Sebagai seorang pendidik yang hidup sederhana, Jhon Titaley memberikan semua yang ia mampu: motivasi yang kuat, bekal uang jajan seadanya, dan jalan keluar yang nekat.
​Keterbatasan biaya membuat tiket kapal menjadi barang mewah yang tak terbeli saat itu. Di sinilah sang Guru melakukan pengorbanan yang tak lazim demi masa depan anak didiknya.

​”Karena modal sangat terbatas, Ayah menyiasati agar Bahlil bisa tetap berangkat.

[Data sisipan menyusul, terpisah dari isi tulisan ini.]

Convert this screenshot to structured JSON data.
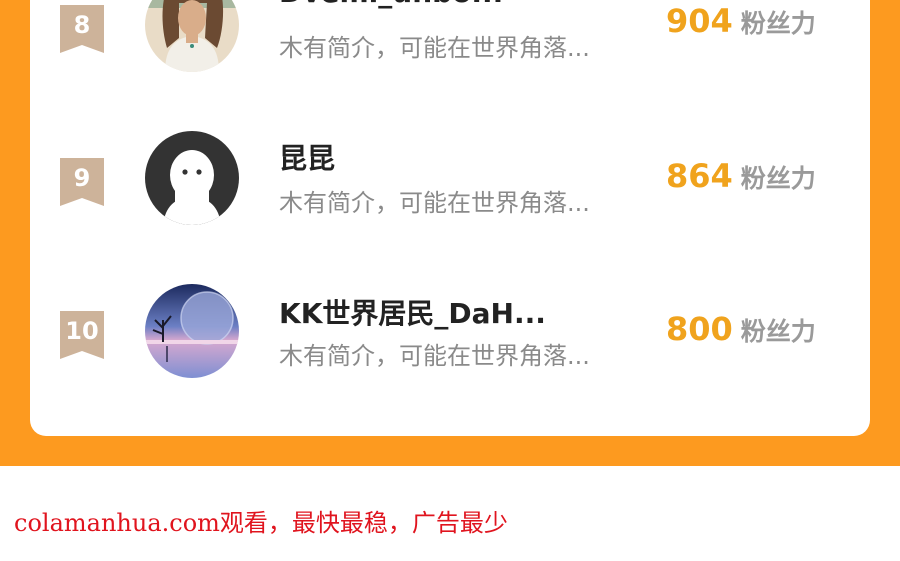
{
  "list": {
    "rows": [
      {
        "rank": "8",
        "name": "Dvemi_unbo...",
        "bio": "木有简介，可能在世界角落...",
        "fans": "904",
        "fans_label": "粉丝力"
      },
      {
        "rank": "9",
        "name": "昆昆",
        "bio": "木有简介，可能在世界角落...",
        "fans": "864",
        "fans_label": "粉丝力"
      },
      {
        "rank": "10",
        "name": "KK世界居民_DaH...",
        "bio": "木有简介，可能在世界角落...",
        "fans": "800",
        "fans_label": "粉丝力"
      }
    ]
  },
  "footer": {
    "text": "colamanhua.com观看，最快最稳，广告最少"
  },
  "colors": {
    "background": "#FD9A1F",
    "fans_number": "#F0A31D",
    "rank_badge": "#CDB39A",
    "footer_text": "#E0141E"
  }
}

Beliau membawa Bahlil naik ke kapal perintis, lalu menyembunyikannya di antara tumpukan sayur-mayur agar tidak terjaring pemeriksaan tiket petugas,” ungkap Hempri.

​Di bawah dek kapal, berselimut bau sayuran dan pengapnya ruang kargo, Bahlil berlayar membawa doa tulus dan harapan besar yang dititipkan sang Guru dari dermaga Fak-Fak.

​Kini, “murid” yang dulu harus bersembunyi di tumpukan sayur itu telah menjelma menjadi seorang menteri. Meskipun sang Guru kini telah tiada, kisah ini menjadi pengingat bahwa kesuksesan Bahlil adalah buah dari kasih sayang seorang pendidik yang melampaui tugas di sekolah.

​Sebagai penutup, Hempri menitipkan pesan mendalam yang merupakan harapan tulus dari keluarga almarhum untuk Bahlil Lahadalia.

​”Pesan kami, tetaplah menjadi berkat bagi banyak orang. Dan jangan pernah lupa, tetaplah perhatikan Kota Fak-Fak, tanah yang melahirkanmu, yang selalu menjunjung tinggi simbol Satu Tungku Tiga Batu. Laksanakan tugas negara dengan sebaik-baiknya,” tutup Hempri.